Starting with 765.2 miles, 93,400 ft. ascent
1. Norwood to Elijah Loftin Crossing
2. Into New Bern
15.3 miles, 150 ft. ascent
Today we broke up the day in two on the Mountains-to-Sea Trail.
It’s cold – colder than it’s been so far. I’m wearing long pants, a thermal top and a rain jacket. But the dogwood is in bloom and it’s definitely spring. The trail takes us south of Kinston. The farms seem smaller and less prosperous.
One field still has stalks of cotton which has not been plowed under.
We pass a couple of home based businesses like firearm service but there are no gas stations or shops. We arrive at our first destination before lunch time.
In New Bern
I am eager to get to New Bern.
We drive to New Bern on Old 70 and set up cars so we’ll walk much of NC 55 in New Bern and end up at the take off point for the US 17 bridge over the Neuse River.

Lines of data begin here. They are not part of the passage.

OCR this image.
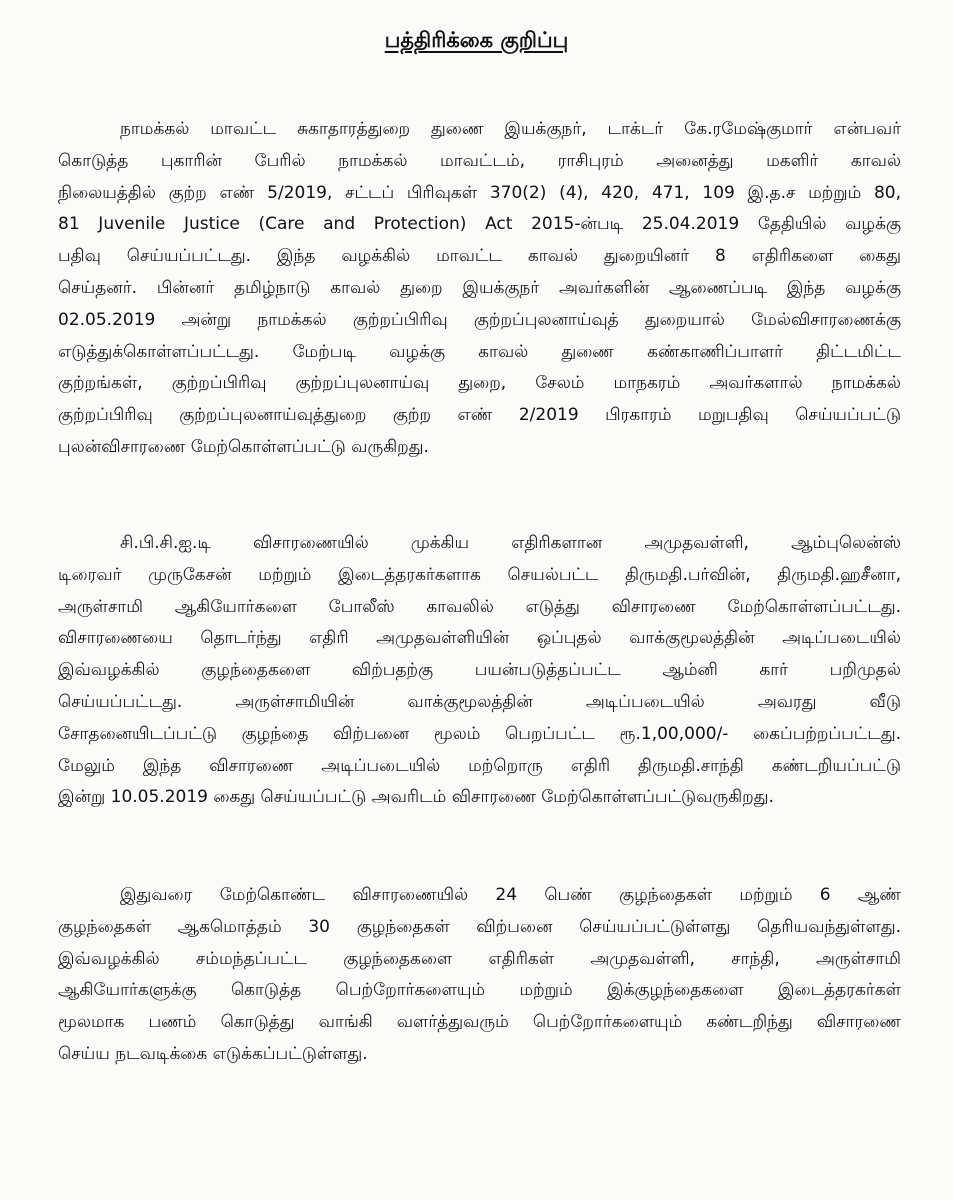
பத்திரிக்கை குறிப்பு
நாமக்கல் மாவட்ட சுகாதாரத்துறை துணை இயக்குநர், டாக்டர் கே.ரமேஷ்குமார் என்பவர்
கொடுத்த புகாரின் பேரில் நாமக்கல் மாவட்டம், ராசிபுரம் அனைத்து மகளிர் காவல்
நிலையத்தில் குற்ற எண் 5/2019, சட்டப் பிரிவுகள் 370(2) (4), 420, 471, 109 இ.த.ச மற்றும் 80,
81 Juvenile Justice (Care and Protection) Act 2015-ன்படி 25.04.2019 தேதியில் வழக்கு
பதிவு செய்யப்பட்டது. இந்த வழக்கில் மாவட்ட காவல் துறையினர் 8 எதிரிகளை கைது
செய்தனர். பின்னர் தமிழ்நாடு காவல் துறை இயக்குநர் அவர்களின் ஆணைப்படி இந்த வழக்கு
02.05.2019 அன்று நாமக்கல் குற்றப்பிரிவு குற்றப்புலனாய்வுத் துறையால் மேல்விசாரணைக்கு
எடுத்துக்கொள்ளப்பட்டது. மேற்படி வழக்கு காவல் துணை கண்காணிப்பாளர் திட்டமிட்ட
குற்றங்கள், குற்றப்பிரிவு குற்றப்புலனாய்வு துறை, சேலம் மாநகரம் அவர்களால் நாமக்கல்
குற்றப்பிரிவு குற்றப்புலனாய்வுத்துறை குற்ற எண் 2/2019 பிரகாரம் மறுபதிவு செய்யப்பட்டு
புலன்விசாரணை மேற்கொள்ளப்பட்டு வருகிறது.
சி.பி.சி.ஐ.டி விசாரணையில் முக்கிய எதிரிகளான அமுதவள்ளி, ஆம்புலென்ஸ்
டிரைவர் முருகேசன் மற்றும் இடைத்தரகர்களாக செயல்பட்ட திருமதி.பர்வின், திருமதி.ஹசீனா,
அருள்சாமி ஆகியோர்களை போலீஸ் காவலில் எடுத்து விசாரணை மேற்கொள்ளப்பட்டது.
விசாரணையை தொடர்ந்து எதிரி அமுதவள்ளியின் ஒப்புதல் வாக்குமூலத்தின் அடிப்படையில்
இவ்வழக்கில் குழந்தைகளை விற்பதற்கு பயன்படுத்தப்பட்ட ஆம்னி கார் பறிமுதல்
செய்யப்பட்டது. அருள்சாமியின் வாக்குமூலத்தின் அடிப்படையில் அவரது வீடு
சோதனையிடப்பட்டு குழந்தை விற்பனை மூலம் பெறப்பட்ட ரூ.1,00,000/- கைப்பற்றப்பட்டது.
மேலும் இந்த விசாரணை அடிப்படையில் மற்றொரு எதிரி திருமதி.சாந்தி கண்டறியப்பட்டு
இன்று 10.05.2019 கைது செய்யப்பட்டு அவரிடம் விசாரணை மேற்கொள்ளப்பட்டுவருகிறது.
இதுவரை மேற்கொண்ட விசாரணையில் 24 பெண் குழந்தைகள் மற்றும் 6 ஆண்
குழந்தைகள் ஆகமொத்தம் 30 குழந்தைகள் விற்பனை செய்யப்பட்டுள்ளது தெரியவந்துள்ளது.
இவ்வழக்கில் சம்மந்தப்பட்ட குழந்தைகளை எதிரிகள் அமுதவள்ளி, சாந்தி, அருள்சாமி
ஆகியோர்களுக்கு கொடுத்த பெற்றோர்களையும் மற்றும் இக்குழந்தைகளை இடைத்தரகர்கள்
மூலமாக பணம் கொடுத்து வாங்கி வளர்த்துவரும் பெற்றோர்களையும் கண்டறிந்து விசாரணை
செய்ய நடவடிக்கை எடுக்கப்பட்டுள்ளது.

I’ve been looking forward to New Bern for a long time. It is the largest city that the MST goes through.
New Bern was founded in 1710 and they just celebrated their 300 anniversary. The city was settled by Baron Christopher de Graffenried from Bern, Switzerland. Bern, in German, means bear. Painted bear sculptures stand all over the city.
The big attraction in New Bern is Tryon Palace. See the picture above.
The palace was the residence of the Royal Governor William Tryon. It was the capitol of the Colony of North Carolina. After the Revolutionary War, the Palace became the first capitol of the state of North Carolina.
The MST comes into New Bern via NC 55, a four-lane commercial road with fast food restaurants, a laundromat, auto repair shops and the Craven County medical complex.
We walk on the wide grassy sides and it’s not dangerous at all. Once we get into the downtown proper, the sidewalk starts. We’re in a poor, African-American neighborhood with run-down housing.
Soon we’re in the historic area with mega churches, lovely homes and a few bed and breakfasts. The MST itself doesn’t go past Tryon Palace but we turn right to see it and get our picture taken in front of the gate.
I understand that several FMST members from New Bern have proposed a new route through the city, one that would take you off NC 55. They’re concerned that the current route is too busy.
I disagree; I think that walkers should see more of the city than just lovely homes and the Palace. The current route is busy but not dangerous.
We wander around the tourist area with our packs on. The riverfront is well-done. There are several streets of restaurants, galleries and gift shops. We go into a store called The four C’s.
The woman behind the counter asks “Are you walking the MST?” Wow! That’s the first time anyone has asked me that. Then I notice that she’s carrying a pile of Scot’s MST trail guides, so she knows the trail.
There’s a Pepsi Cola store. Pepsi, first known as Brad’s Drink, was created in 1898 at Bradham’s Pharmacy at Middle and Pollock Streets, the tourist streets we’re been exploring.
Tomorrow is the big day when we cross the Neuse River on a huge and busy bridge.